He stretched the rim of ingenuity
to nudge what he called nature, gathering
various feathers to compose a wing
fit to lift a human: it resembled
the syrinx weary shepherd boys assembled
out of a stairway of ascending reeds.
Ruin aborts where folly interbreeds,
but having made one wing, he made three more—
a smaller pair to make his nephew
soar.
Beeswax and string were the only ligaments
fastening these stolen supplements,
which, nonetheless, looked just like real wings:
mimesis captivates before it stings.
While Daedalus was working, Talos took
his usual undue interest. First he shook
the basket full of down and watched it fall so slow,
then melted beeswax with his thumb but no
premonition that the things he treated
as raw material now, once overheated
in the
bluest playground, would become
deadly geometers and drop him plumb.
The wings done, Daedalus said:
We’re going home.
Talos, you think you’re smart, but do not roam
away from me: stay on the middle track.
Look slightly down, forget the zodiac,
for if you fly too high, the sun will pry
these wings apart—too low, they’ll soak—you’ll die!
Don’t aim at Boötes, Orion’s sword,
the Bear. Athens awaits us, our reward,
a city full of wisdom and delight—
just take my lead till we conclude our flight.
So Daedalus lectured as he hitched strange wings
on bony shoulders. Tightening the strings
and making sure that nothing was amiss,
he gave his nephew’s forehead a dry kiss,
then sprinted off the parapets and flew
high above Knossos, indifferent to the view.
Nagging the boy to follow uncle’s lead,
he hollered dicta Talos wouldn’t heed.
Some
oread upon a mountain’s face
or naiad following her river’s race
or sea god puncturing his breakers’ lace
couldn’t at first believe the eyes that showed
humans careening on the skylark’s road.
It won’t end well, they thought, and shook their head
(or laughed or spat or prayed or cursed or fled).
Delos and Paros dribbled out of sight,
and other islands loomed to the flyers’ right,
Lebinthos and Calymna, rich in hives,
and Samos, where the upholder of afterlives
obtained his most successful incarnation,
loomed to their left: it seems that navigation
wasn’t an art that Daedalus perfected.
And that’s one reason why the boy rejected
his uncle’s middling flight—a ploy, he thought,
to keep him close beside him. Talos sought
escape, for Daedalus would always take
credit for his inventions or would break
them out of spite, so nobody would know
who was the best. While the Archipelago
widened, the sun maintained his radius,
recalling how Phaëthon’s delirious
desire for distinction
seared the rich
Libyan soil and made Zeus pitch
the lighting that destroyed him but could not—
heat heeds no god—prevent the hot
axles from whirling hotter. Talos rose
so high his wings began to decompose.
He levelled off too late: the sweet wax wept,
and the quills scattered, but the flapper kept
working his arms. The little sea that bears
no name extinguished his belated prayers.

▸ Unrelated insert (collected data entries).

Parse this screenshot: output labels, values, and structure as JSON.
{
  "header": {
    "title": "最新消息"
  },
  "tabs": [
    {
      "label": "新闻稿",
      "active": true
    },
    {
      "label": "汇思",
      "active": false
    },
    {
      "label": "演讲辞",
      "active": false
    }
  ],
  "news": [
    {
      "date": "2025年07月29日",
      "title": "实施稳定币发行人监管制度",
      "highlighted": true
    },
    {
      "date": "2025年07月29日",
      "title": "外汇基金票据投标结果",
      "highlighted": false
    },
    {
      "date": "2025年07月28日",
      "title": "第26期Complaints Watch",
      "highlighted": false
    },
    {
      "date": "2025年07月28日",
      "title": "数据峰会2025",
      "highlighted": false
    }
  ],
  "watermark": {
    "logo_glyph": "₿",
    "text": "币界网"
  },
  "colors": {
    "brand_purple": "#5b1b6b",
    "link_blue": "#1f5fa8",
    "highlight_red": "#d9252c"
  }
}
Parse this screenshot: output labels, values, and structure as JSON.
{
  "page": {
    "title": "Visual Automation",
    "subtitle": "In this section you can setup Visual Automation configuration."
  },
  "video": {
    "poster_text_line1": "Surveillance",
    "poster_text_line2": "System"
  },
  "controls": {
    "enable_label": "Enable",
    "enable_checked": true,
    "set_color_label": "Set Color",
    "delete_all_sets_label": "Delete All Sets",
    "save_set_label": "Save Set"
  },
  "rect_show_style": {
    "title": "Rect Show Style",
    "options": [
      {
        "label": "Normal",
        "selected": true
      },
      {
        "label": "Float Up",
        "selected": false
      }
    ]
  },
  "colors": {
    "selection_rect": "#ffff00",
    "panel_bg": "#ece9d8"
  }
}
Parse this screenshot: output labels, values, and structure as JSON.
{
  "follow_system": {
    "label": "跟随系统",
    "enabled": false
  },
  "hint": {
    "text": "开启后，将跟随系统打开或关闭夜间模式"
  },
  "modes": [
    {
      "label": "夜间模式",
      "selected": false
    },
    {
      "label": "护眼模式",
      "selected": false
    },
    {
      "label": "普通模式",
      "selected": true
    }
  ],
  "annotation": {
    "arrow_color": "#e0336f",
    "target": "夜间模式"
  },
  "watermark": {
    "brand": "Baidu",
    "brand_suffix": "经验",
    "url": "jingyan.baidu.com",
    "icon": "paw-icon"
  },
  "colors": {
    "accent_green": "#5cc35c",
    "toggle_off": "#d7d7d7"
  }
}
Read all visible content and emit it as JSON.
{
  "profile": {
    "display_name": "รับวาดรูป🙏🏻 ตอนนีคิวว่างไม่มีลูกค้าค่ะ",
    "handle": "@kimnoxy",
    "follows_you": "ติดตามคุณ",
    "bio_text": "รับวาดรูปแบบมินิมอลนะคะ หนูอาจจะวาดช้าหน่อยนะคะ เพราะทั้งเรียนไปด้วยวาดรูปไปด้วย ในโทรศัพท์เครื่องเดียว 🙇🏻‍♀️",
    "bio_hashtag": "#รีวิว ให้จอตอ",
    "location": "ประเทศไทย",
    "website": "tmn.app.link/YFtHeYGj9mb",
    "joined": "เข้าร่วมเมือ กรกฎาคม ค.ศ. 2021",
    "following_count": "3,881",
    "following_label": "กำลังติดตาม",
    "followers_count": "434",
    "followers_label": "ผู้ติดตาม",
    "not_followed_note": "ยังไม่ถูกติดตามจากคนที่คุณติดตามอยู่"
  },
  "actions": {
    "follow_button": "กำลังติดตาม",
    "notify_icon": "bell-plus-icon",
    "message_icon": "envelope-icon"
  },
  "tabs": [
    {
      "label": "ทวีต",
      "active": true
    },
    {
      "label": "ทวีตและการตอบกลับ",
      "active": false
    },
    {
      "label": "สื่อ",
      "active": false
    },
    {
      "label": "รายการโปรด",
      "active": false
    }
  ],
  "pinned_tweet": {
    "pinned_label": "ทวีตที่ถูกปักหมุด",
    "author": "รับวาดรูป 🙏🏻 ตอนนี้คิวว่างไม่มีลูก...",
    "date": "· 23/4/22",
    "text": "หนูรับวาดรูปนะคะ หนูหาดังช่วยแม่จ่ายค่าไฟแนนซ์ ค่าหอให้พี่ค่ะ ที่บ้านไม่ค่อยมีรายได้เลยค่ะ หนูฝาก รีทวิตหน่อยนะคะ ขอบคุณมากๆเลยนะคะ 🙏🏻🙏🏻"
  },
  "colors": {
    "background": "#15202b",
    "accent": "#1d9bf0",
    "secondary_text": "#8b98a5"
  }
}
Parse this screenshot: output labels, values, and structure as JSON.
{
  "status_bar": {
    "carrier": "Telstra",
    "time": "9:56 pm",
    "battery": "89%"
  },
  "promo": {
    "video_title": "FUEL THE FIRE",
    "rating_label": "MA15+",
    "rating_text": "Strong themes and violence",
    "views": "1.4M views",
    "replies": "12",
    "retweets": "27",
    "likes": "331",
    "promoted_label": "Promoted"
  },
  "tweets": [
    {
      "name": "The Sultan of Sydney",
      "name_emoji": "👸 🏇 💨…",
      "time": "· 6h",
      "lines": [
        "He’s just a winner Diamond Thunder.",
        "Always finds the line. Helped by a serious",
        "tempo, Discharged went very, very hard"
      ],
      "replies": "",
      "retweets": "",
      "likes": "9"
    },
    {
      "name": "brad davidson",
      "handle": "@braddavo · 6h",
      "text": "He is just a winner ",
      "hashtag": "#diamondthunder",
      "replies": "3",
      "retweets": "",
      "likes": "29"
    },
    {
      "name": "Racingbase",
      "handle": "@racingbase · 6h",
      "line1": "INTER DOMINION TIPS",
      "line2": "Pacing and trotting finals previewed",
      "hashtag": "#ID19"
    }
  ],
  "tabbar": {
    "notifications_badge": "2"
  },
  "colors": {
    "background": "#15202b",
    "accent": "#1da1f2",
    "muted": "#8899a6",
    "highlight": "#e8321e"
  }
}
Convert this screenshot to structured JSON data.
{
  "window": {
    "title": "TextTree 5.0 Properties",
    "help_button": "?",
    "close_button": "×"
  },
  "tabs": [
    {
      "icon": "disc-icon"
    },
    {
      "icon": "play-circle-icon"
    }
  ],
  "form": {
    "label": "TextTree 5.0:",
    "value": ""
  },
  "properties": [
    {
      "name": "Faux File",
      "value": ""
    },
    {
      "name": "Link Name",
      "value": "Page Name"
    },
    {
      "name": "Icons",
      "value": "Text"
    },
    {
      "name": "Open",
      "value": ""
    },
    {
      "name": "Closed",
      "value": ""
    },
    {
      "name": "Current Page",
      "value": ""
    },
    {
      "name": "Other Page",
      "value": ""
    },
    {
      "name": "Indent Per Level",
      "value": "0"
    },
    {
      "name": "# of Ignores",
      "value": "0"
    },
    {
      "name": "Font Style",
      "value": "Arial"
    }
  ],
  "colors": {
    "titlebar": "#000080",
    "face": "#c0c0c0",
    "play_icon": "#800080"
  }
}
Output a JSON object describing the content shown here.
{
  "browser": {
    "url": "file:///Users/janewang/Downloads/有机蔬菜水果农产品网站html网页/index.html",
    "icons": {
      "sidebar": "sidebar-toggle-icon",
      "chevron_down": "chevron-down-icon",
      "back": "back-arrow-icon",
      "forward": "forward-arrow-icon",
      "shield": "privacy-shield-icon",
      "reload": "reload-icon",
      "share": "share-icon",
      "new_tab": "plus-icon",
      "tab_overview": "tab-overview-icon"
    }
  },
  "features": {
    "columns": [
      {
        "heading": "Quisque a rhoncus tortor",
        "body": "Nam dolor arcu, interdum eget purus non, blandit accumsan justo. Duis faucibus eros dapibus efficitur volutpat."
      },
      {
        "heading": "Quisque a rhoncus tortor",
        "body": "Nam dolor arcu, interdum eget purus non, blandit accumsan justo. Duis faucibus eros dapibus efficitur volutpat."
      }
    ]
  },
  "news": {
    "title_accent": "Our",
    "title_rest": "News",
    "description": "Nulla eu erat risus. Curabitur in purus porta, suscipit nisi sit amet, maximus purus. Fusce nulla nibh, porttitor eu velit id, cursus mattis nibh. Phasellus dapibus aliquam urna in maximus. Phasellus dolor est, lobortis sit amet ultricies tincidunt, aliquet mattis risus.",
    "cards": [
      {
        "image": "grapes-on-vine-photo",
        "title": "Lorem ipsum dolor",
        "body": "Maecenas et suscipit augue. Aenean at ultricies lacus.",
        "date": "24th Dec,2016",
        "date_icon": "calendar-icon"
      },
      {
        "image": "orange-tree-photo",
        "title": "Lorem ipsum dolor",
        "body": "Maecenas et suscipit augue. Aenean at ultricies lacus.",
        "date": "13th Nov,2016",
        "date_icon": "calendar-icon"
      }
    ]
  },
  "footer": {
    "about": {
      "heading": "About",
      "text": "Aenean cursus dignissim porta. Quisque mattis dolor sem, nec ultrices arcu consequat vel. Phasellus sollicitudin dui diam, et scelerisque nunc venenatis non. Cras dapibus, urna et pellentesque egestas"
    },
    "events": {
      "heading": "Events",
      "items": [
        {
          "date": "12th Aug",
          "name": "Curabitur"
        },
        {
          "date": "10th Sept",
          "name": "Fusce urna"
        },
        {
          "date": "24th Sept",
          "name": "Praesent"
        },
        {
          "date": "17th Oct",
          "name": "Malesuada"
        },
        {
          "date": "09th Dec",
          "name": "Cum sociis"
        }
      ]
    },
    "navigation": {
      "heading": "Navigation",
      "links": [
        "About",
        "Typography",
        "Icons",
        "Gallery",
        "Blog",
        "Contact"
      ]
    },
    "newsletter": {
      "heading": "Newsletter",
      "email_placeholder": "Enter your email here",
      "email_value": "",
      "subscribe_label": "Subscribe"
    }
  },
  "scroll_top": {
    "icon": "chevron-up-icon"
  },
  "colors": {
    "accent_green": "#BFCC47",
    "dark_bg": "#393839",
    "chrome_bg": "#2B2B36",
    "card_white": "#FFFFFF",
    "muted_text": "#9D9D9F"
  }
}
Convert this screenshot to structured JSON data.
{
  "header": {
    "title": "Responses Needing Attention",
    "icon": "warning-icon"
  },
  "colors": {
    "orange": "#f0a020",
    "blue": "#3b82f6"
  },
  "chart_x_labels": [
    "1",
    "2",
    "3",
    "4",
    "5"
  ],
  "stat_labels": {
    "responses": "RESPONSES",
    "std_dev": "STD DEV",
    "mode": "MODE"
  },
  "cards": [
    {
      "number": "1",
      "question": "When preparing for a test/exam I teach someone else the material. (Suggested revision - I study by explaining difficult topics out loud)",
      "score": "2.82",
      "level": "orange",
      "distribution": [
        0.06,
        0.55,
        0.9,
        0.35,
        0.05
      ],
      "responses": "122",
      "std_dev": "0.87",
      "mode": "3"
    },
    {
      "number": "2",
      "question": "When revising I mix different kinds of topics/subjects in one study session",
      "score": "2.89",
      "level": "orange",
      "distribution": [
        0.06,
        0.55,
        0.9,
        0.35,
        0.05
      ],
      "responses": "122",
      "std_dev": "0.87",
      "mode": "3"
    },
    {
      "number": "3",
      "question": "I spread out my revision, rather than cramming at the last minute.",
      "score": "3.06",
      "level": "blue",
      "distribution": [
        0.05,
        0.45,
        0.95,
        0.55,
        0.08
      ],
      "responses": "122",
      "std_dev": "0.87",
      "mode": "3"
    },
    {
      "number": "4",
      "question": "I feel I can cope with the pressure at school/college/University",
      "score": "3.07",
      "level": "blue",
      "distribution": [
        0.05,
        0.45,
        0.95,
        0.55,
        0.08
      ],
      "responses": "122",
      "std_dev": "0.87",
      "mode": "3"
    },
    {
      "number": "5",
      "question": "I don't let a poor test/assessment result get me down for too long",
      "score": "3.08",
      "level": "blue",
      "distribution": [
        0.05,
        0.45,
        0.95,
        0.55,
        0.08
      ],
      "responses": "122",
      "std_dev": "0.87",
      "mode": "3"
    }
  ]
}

Daedalus didn’t swoop down when the boy’s
pleas competed with the billows’ noise.
Poor Perdix, the uncle mumbled,
I have failed.
But he felt lucky that prudence had prevailed
over his envy when he’d come so close
to killing his nephew, who could diagnose
all his inventions’ glitches at a glance
and reconfigure everything that chance
offered him—even a fishbone on the beach—
into simple tools beyond the reach
of all the wits that Daedalus could marshal.
But, as it turned out, Athens wasn’t partial
to geniuses like Talos, whose devices
bothered the people more than man-boy vices.
Banishment was Daedalus’s prize
for an inability to neutralize
his cowardice (or conscience). When the queen
tried getting him involved in her obscene
family’s machinations, Daedalus knew
Crete would soon become untenable too.
At first they planned to visit home disguised,
but Talos drowned, so Daedalus revised
his poorly plotted course, and Sicily
was where he took his wings off. Nobody
had heard of him, his nephew, or the latter’s
devices. Daedalus enraged the satyrs
by teaching quicker ways to cut through wood,
so chestnut trees and holm oaks, which withstood
centuries of gales and Etna’s ash,
flattened the ferns and toadstools. Crash followed crash
too quickly for the forests to maintain
their density. The roots’ woke pain
ridged the sunned earth, where grass usurped the shade
of ancient canopies, and oxen strayed
where hamadryads would no longer dwell.
Daedalus prospered as the timber fell.
The island began its transformation: lush
foliage withered, and the spelt ears’ hush
sprouted where tributaries used to sing
their way to sea. To draw a perfect ring,
Daedalus gave the world a simple tool,
and that why he’s renowned—forget the cruel
but clever prison that his name evokes:
your common knowledge has become a hoax.